上質なお茶を求めるほどに合理的にはならないから、時間もお金も労力もロスが大きい。
世界中でいったい何人のお茶ファンが上質な茶葉を手に入れたいと願っているだろう。そのくせに、みんな忙しくてそれどころではないから、ポンとお金さえ出せば上質が手に入る便利な仕組みを求めていないだろうか。お金をケチって失敗を減らそうとしていないだろうか。
自分に都合の悪い自然は理解したくないのだ。
刮風寨単樹小餅2016年
『刮風寨単樹小餅2016年』
そんなことを思いながらチェコの勉強会でこのお茶を試飲してもらった。
2016年の春で一番の上質。
茶友から譲ってもらって100gしか手に入らなかったので、100gのミニ餅茶にした。もしも180gサイズの小餅茶にしたら1枚10万円をつける。高くて売れないし、売るつもりもないので、なにかの機会にみんなで飲むことにしている。

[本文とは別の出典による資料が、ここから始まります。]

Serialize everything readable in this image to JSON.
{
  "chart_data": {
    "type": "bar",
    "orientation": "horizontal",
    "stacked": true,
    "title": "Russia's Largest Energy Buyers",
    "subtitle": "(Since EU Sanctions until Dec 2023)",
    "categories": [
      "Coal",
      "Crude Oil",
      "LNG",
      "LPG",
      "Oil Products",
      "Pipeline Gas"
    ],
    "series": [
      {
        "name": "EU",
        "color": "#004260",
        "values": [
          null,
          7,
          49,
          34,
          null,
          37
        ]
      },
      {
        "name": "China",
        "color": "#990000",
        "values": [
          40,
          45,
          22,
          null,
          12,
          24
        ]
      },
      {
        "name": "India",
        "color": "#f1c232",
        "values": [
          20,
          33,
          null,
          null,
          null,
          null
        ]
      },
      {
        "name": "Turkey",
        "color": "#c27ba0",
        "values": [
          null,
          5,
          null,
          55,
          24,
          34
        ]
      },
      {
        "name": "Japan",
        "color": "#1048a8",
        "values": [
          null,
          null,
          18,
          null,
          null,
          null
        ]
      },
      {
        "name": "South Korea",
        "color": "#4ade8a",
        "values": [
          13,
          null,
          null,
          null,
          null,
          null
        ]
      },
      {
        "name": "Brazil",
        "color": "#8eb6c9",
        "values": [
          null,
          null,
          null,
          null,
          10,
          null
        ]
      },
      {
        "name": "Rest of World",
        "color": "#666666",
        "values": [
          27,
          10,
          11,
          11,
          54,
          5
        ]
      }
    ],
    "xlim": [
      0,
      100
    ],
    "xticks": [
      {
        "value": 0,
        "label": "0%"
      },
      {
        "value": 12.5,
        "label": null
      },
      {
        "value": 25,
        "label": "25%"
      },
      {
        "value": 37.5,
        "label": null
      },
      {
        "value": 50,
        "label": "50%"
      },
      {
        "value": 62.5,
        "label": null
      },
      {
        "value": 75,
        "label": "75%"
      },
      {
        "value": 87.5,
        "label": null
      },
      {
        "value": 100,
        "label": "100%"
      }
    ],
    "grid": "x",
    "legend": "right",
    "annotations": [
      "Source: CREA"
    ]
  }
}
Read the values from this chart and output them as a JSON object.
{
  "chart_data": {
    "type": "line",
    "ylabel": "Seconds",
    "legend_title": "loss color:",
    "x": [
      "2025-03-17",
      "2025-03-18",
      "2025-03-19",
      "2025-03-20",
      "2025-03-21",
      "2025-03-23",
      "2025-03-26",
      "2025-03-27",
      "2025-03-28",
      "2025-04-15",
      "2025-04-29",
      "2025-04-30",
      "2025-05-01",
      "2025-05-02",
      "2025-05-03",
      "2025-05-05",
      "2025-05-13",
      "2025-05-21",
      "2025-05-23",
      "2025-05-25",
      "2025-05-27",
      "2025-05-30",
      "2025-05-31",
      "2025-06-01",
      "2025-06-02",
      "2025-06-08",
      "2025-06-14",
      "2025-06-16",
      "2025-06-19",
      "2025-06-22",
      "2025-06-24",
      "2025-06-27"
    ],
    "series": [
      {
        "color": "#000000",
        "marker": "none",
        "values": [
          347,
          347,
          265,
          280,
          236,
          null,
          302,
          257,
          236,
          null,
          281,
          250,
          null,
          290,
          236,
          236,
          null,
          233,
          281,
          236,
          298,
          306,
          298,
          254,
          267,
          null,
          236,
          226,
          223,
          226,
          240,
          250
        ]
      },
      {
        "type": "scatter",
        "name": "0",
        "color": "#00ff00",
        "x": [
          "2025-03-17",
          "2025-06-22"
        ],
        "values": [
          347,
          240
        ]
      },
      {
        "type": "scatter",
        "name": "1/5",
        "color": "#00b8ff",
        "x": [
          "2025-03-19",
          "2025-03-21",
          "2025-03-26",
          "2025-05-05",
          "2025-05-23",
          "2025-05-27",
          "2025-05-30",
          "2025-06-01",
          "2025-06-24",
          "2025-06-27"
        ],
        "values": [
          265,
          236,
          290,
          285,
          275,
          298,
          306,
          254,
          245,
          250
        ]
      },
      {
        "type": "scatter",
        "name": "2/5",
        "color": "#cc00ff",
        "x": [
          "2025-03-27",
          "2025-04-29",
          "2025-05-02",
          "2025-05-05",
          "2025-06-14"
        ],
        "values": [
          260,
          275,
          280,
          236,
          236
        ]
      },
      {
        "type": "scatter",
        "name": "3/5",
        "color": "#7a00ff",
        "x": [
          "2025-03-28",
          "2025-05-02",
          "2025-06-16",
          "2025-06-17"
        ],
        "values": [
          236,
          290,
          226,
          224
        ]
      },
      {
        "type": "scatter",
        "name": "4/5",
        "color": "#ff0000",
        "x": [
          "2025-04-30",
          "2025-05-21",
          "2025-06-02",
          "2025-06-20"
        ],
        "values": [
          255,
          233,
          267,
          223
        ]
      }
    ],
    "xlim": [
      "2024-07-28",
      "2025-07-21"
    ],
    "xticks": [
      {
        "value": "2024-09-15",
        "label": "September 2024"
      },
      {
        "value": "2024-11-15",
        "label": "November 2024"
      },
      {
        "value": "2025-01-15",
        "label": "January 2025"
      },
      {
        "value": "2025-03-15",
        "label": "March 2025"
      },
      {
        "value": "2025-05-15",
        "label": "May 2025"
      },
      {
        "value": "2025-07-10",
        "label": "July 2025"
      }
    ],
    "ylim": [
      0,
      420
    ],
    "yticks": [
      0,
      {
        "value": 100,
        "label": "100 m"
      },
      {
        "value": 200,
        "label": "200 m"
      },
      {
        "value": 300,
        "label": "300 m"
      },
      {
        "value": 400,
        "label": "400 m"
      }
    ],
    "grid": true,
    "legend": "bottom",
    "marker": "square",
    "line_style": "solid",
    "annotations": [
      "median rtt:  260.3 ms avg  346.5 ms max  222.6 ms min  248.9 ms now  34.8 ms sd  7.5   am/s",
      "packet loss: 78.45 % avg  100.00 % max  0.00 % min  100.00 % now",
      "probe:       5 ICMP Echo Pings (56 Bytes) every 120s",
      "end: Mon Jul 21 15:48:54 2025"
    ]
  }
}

チェコのお茶ファンたちは、飲んでみて、たしかに美味しいけれど、どこをどう見て上質なのか?よく解らない様子だった。価格の理由はもっとよくわからない。合理的なところなどないから。
人の手や人の意図にあまり触れていない。そのことがお茶の味や体感に現れているのを読み取れるほどの経験はない。
チェコの勉強会
上海でもこのクラスはちょっと難しい。知っているつもりの知らない人が多すぎる。知らないことを認めると過去の多くの失敗がはっきりしてしまう。痛すぎて素直に味わえない。わかる人だけ集まればよいが、そういうわけにもゆかない。
日本でこのお茶だけを半日かけてじっくり味わう会をしたい。ひとり1万円をいただくとして、定員は6名にしたい。実はそんな会をちょっと検討したのだが、「ひとつのお茶で1万円は高い!」という意見があったのでやめた。
ま、その前に、人が集まらないだろう。「6種のお茶が飲めます!」みたいなお得感がないと日本ではやってゆけない。
結局、自分もこのお茶を飲む機会がなかなか見つからない。
刮風寨茶坪の茶王樹
刮風寨茶坪の茶王樹
刮風寨茶坪の茶王樹
刮風寨茶坪のこの単樹のお茶。
刮風寨は景洪の町から車で6時間。茶坪は刮風寨からオフロード車で45分。そこから国有林の森を歩いて2時間半で、この茶樹に会える。
瑶族の木登り名人の2人が1日かかって摘んで、製茶後の晒干茶は3キロ弱ほど。これが年に1度の収穫。

ひとりごと:
宝物は流れる水の力によって姿を現わし、
また同じ流れによって姿を隠すのだよ。
パウロ・コエーリョの小説『アルケミスト』(錬金術師)より。